Presented By O’Reilly and Cloudera
Make Data Work
September 11, 2018: Training & Tutorials
September 12–13, 2018: Keynotes & Sessions
New York, NY

Job recommendations leveraging deep learning using Analytics Zoo on Apache Spark and BigDL

Guoqiong Song (Intel), Wenjing Zhan (Talroo), Jacob Eisinger (Talroo )
2:00pm–2:40pm Thursday, 09/13/2018
Secondary topics:  Deep Learning, Media, Marketing, Advertising

Who is this presentation for?

  • Machine and deep learning practitioners and big data professionals

Prerequisite knowledge

  • A basic understanding of Apache Spark, machine learning, and deep learning

What you'll learn

  • Learn how to use BigDL on Apache Spark, apply DL techniques to solve real-world use cases like job search, and deploy DL workloads in the cloud

Description

Collaborative filtering recommends items by identifying other users with similar taste but tends to misfire when user history is little known or new items are introduced into the mix. Incorporating context and natural language processing (NLP) is one way to improve recommendations. In addition, newly developed deep neural networks have shed light on the success by chaptering nonlinear relationships in the user-item dataset.

In the talent attraction industry, short hire cycles limit history around job advertisements and job seekers. The implication is most job recommendation systems search via keywords. Unfortunately, this short keyword context lacks the expressiveness to adequately describe the job seeker’s intent. In contrast, résumés offer a source of much richer context in natural language.

Guoqiong Song, Wenjing Zhan, and Jacob Eisinger demonstrate how to leverage distributed deep learning framework BigDL on Apache Spark to predict a candidate’s probability of applying to specific jobs based on their résumé, including document embedding using the pretrained Global Vectors for Word Representation (GloVe) model and neural collaborative filtering using deep neural networks. The deep learning algorithms in BigDL result in much better results compared to cosine similarity measure or traditional ALS (alternative linear square) as measured by precision and recall metrics.

Photo of Guoqiong Song

Guoqiong Song

Intel

Guoqiong Song is a senior deep learning software engineer on the big data technology team at Intel. She’s interested in developing and optimizing distributed deep learning algorithms on Spark. She holds a PhD in atmospheric and oceanic sciences with a focus on numerical modeling and optimization from UCLA.

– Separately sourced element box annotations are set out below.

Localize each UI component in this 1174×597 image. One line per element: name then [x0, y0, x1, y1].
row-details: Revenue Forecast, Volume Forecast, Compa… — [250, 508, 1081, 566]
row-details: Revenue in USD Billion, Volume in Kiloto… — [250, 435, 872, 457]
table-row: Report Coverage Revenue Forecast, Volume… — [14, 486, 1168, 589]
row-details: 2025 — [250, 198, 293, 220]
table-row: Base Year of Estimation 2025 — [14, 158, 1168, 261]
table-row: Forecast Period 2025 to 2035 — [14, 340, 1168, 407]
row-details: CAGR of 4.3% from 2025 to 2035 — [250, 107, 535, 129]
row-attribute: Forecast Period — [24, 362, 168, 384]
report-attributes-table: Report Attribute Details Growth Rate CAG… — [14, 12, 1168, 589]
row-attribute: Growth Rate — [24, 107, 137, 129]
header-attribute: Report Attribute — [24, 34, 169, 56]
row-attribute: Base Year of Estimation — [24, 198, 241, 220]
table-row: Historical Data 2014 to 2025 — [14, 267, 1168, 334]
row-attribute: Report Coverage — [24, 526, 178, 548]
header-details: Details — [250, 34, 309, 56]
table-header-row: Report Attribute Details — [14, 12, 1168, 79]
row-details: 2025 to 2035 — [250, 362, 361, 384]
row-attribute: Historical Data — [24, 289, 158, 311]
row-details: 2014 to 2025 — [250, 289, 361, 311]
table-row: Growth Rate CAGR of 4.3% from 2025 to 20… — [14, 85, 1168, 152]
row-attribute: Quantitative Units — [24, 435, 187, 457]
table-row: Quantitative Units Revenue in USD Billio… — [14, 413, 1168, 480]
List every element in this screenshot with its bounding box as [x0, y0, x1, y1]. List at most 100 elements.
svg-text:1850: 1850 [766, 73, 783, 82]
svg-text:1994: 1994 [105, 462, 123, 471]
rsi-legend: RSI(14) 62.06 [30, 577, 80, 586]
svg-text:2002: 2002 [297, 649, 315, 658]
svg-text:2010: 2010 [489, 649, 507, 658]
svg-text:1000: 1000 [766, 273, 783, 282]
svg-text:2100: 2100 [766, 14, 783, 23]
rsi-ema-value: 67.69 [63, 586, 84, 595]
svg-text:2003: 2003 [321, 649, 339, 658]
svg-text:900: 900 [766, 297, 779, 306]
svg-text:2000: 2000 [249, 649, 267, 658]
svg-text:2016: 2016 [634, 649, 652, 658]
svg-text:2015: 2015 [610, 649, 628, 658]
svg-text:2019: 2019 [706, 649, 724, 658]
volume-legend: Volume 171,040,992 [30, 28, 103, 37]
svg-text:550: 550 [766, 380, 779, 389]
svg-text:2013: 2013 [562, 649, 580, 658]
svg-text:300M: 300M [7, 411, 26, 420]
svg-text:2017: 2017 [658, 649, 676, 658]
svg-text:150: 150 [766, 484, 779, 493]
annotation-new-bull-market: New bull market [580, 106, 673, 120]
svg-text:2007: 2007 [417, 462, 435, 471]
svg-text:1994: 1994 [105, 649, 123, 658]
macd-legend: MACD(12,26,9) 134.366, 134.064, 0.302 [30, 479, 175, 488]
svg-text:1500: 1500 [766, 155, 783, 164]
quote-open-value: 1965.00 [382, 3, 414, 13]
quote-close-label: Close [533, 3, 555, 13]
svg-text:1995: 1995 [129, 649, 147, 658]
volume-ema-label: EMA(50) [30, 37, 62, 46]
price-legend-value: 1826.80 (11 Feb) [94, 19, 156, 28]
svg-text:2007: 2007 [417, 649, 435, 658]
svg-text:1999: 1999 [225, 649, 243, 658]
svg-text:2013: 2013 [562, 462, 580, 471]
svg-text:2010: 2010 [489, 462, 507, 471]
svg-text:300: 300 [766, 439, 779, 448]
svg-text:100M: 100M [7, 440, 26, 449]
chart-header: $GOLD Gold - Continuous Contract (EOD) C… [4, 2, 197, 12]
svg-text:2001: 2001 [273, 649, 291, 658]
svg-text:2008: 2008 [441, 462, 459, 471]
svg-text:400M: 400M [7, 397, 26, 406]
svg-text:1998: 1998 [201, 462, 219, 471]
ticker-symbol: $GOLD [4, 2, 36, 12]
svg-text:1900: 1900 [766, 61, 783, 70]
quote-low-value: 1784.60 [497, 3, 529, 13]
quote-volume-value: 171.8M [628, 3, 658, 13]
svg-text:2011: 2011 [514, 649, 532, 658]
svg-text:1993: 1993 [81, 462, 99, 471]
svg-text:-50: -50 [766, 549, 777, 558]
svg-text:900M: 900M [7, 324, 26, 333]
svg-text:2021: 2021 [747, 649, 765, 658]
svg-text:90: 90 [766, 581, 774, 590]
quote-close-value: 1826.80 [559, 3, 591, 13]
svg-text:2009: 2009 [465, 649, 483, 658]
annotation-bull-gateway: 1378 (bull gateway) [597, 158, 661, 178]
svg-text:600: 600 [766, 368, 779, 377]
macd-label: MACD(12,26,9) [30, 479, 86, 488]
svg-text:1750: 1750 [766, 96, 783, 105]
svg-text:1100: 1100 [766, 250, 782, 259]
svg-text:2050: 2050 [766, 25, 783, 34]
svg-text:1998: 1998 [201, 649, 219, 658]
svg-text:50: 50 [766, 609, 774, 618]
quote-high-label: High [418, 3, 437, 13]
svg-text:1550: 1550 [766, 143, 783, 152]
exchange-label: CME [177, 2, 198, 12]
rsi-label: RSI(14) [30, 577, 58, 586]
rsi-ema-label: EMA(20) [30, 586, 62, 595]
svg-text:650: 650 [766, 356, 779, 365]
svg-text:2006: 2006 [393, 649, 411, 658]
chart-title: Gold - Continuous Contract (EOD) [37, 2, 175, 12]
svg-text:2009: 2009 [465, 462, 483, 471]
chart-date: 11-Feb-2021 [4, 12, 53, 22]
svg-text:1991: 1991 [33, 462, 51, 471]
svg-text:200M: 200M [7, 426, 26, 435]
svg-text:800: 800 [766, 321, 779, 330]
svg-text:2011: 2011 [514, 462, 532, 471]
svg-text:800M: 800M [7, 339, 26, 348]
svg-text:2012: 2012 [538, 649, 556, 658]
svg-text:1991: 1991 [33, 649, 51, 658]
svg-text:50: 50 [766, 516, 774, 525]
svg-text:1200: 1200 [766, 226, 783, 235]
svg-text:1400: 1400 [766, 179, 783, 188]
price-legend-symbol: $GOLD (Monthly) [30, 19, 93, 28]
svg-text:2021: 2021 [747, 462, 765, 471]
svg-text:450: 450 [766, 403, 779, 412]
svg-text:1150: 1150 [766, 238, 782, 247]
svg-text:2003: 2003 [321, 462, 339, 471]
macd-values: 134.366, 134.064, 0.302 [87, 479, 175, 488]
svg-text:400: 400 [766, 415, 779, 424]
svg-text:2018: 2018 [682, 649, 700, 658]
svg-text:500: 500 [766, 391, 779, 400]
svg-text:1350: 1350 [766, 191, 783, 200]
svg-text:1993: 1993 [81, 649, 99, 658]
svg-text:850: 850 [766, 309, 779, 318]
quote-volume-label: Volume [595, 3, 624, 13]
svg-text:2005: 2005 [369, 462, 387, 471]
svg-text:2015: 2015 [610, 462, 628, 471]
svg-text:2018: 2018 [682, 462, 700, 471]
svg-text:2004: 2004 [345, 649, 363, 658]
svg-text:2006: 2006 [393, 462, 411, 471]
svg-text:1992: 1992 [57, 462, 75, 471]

Guoqiong Song是英特尔大数据技术团队的高级深度学习软件工程师。 她拥有加州大学洛杉矶分校的大气和海洋科学博士学位,专业方向是数值建模和优化。 她现在的研究兴趣是开发和优化分布式深度学习算法。

Photo of Wenjing Zhan

Wenjing Zhan

Talroo

Wenjing Zhan is a data scientist at Talroo, where she is in charge of predictive machine learning. Previously, Wenjing aided in search relevance through classification modeling and has done data engineering with Apache Spark and machine learning in Scala, R, and Python. She holds a master’s degree in statistics from the University of Texas at Austin.

Photo of Jacob Eisinger

Jacob Eisinger

Talroo

Jacob Eisinger is the director of data at Talroo, where he is responsible for the Special Projects initiative to pilot and validate high-impact business models and technologies. Previously, Jacob led search, personalization, data warehouse, bot detection, and machine learning at Talroo and worked in the Emerging Technologies Group at IBM, where he worked with technologies like BlueMix, Apache Spark, Apache Kafka, OAuth, and web service standards. Jacob is an accomplished inventor with over 20 patent applications. He holds a bachelor’s degree in computer science from Virginia Tech.